By performing mathematical analyses and simulations, it was discovered that the stated assumption by DSF was being met by the Bayesian systems studied. In the particular case of VBSSM, the overall definition of the algorithm involved in silicon perturbation with white noise vectors in order to differentiate different state measurements. Initially, this was not obvious because such assumption, especially when the magnitude of the individually orthogonal noise vectors is small, does not significantly change the value of the measurements and the transfer functions obtained. However, in simulation and results obtained, it was noted that the orthogonality of the noise vectors perturbing different states as well as their relatively high magnitude essentially met the reconstruction condition indicated by DSF [1], [2] and [3]. These analyses essentially solved the main question of the proposal. However, in order to go ahead, I went on to analyze the performance of the VBSSM method in order to fully understand and get a sense for how powerful the VBSSM method is. Results from this comparison are shown in table below.
Indicated in the above table are scores showing the sensitivity, specitivity as well as the FMeasure which indicates how precise the network obtained was for any given analysis [3]. The results above compare the networks obtained from reconstruction in the case of VBSSM, BANJO and DSF under different hidden state conditions. This test served to show how robust each of these different methods are.

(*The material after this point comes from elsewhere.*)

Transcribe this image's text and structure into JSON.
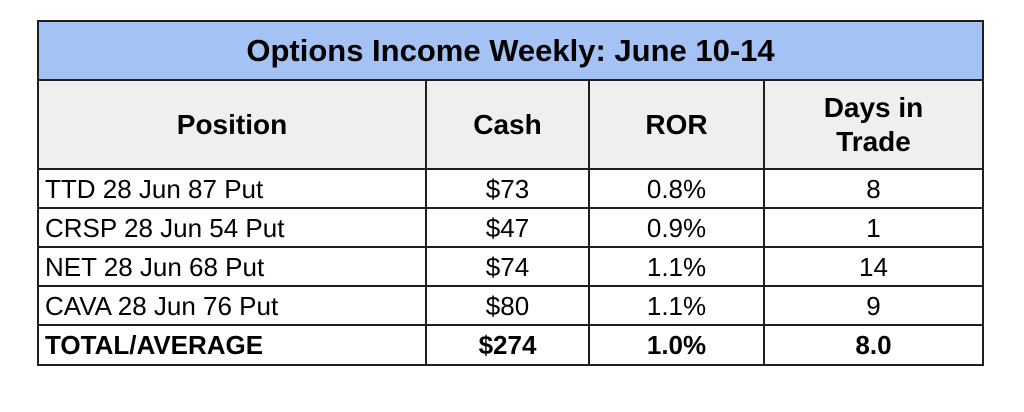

This research experience helped me to understand the essence of the scientific inquiry, and to know how difficult it can sometimes be to analyze and synthesize other people’s scientific discoveries. This experience also enriched me by giving me the opportunity to study concepts and ideas that are very exciting in the field of computational biology. In studying these things, I have developed a firm sense of understanding and appreciation for the study of biochemical systems using computational tools. Finally, the results from this research have led to a paper being published in an IEEE Journal and would serve as a portion of my honors thesis.
Sources
- E. Yeung, B. Durtschi, and S. Warnick “A comparison of network reconstruction methods for chemical reaction networks.” Foundations of Systems Biology and Engineering, 2009.
- D. Husmeier, “Probabilistic Modeling in Bioinformatics and Medical Informatics.” Springer, 2005.
- Jing Yu, V. Anne Smith, and Erich D. Jarvis, “Advances to Bayesian Network inference for generating causal networks”, Duke University Medical center.